Scientists make applications run faster with die-stacked dram cache
Researchers from North Carolina State University and Samsung have used simulations to show that Dense Footprint Cache can be used efficiently: with the cache technology, applications can start more than 9 percent faster.
With die-stacked dram, the memory is stacked on top of that of the processor. This enables lower latencies and, above all, higher bandwidth. If the dram is used as a last level cache for the processor, it is a problem that accessing the memory through the extensive tag array demands a lot from the sram budget.
To reduce the overhead of the sram, larger memory blocks, or Mblocks, can be chosen. For example, with a block size of 2KiB instead of 64B, 256MB llc only consumes 1MB of sram. Intel, among others, uses Mblocks from the Haswell generation. The disadvantage is that large parts of the blocks are not needed at all for the processor, but are loaded in the cache. For this purpose, the Footprint technique has been developed: this ensures a subdivision of the Mblocks into smaller blocks. Those are only added to the cache when there are indications that they may be needed.

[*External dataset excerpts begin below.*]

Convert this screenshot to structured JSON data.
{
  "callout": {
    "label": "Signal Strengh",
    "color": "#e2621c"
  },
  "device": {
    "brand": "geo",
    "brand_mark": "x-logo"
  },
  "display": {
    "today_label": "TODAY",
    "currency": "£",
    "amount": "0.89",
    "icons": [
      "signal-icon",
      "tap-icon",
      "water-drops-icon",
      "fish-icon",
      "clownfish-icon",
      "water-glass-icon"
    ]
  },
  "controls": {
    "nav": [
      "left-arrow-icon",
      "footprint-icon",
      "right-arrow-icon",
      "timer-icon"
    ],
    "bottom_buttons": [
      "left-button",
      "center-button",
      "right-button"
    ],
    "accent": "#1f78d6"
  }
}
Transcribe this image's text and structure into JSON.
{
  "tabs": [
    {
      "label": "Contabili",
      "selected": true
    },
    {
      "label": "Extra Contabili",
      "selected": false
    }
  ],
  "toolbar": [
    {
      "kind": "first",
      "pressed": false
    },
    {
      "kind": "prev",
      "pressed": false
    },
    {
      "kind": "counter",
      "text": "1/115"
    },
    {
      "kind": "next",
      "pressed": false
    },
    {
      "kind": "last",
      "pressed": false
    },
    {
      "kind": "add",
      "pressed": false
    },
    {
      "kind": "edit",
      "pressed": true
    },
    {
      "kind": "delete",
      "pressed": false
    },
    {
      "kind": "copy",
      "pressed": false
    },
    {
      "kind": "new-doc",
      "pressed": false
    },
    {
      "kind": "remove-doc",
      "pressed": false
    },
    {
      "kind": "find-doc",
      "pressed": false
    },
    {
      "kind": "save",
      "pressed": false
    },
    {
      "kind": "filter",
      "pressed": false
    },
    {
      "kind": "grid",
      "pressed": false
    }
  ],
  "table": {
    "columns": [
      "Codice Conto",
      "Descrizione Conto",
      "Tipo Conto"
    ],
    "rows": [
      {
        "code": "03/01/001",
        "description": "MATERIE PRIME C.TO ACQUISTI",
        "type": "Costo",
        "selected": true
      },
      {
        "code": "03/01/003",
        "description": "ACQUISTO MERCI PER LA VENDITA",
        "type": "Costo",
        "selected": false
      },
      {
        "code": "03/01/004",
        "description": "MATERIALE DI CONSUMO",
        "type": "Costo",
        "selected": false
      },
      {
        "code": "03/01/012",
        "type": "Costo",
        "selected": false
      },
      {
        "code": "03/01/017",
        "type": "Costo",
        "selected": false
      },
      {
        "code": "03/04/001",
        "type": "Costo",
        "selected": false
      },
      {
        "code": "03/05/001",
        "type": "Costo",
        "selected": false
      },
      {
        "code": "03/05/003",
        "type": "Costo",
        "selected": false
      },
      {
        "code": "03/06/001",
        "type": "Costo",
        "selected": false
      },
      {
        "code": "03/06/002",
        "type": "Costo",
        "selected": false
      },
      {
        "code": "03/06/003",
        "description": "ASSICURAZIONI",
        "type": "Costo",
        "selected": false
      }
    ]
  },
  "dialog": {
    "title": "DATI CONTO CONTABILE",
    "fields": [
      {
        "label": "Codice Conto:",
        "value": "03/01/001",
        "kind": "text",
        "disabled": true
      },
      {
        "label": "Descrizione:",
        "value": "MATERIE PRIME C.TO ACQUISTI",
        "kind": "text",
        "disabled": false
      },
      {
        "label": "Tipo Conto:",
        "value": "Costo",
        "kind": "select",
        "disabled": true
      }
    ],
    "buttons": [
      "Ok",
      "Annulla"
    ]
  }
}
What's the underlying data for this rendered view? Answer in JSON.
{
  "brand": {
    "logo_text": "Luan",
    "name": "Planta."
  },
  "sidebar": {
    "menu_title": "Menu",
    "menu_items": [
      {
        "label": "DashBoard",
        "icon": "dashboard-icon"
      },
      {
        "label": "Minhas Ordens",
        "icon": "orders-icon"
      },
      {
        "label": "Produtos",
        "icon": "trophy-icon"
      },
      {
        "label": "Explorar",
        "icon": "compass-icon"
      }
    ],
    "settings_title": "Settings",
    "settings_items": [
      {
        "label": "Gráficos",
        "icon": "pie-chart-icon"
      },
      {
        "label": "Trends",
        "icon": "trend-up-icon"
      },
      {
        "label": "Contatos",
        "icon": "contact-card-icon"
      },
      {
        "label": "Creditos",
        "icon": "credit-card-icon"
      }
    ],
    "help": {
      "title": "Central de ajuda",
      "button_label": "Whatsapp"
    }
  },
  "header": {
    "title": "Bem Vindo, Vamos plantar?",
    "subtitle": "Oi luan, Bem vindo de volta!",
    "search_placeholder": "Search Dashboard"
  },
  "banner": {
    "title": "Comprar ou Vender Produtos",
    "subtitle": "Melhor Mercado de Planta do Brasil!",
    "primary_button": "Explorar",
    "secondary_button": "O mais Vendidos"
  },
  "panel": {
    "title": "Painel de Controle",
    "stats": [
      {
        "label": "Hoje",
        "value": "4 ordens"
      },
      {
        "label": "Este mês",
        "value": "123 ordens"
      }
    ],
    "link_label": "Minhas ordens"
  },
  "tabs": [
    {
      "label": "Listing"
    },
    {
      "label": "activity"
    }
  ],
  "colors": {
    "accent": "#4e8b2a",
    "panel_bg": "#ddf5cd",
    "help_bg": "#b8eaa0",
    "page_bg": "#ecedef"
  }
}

The researchers from North Carolina State University and Samsung describe the new problem this poses: parts of the Mblocks remain unused and these gaps could be filled with useful data. Therefore, when fetching parts of Mblocks, they suggest caching the blocks contiguously. They call this technique Dense Footprint Cache. The Mblocks have variable sizes, which poses challenges in terms of placing, repositioning and updating memory parts. However, the first test results show efficiency improvements, according to the researchers.
In simulations of big data applications, Dense Footprint Cache would run it 9.5 percent faster than without using this technique, with an average energy consumption that is 4.3 percent lower. In addition, the miss ratio would decrease by 43 percent: last-level cache misses occur when the processor tries to retrieve data from the cache that is not there, after which it has to be retrieved from the slower working memory. Performance was measured using the Cloudsuite benchmark.
The researchers’ paper is titled Dense Footprint Cache: Capacity-Efficient Die-Stacked DRAM Last Level Cache and will be presented at the International Symposium on Memory Systems in early October.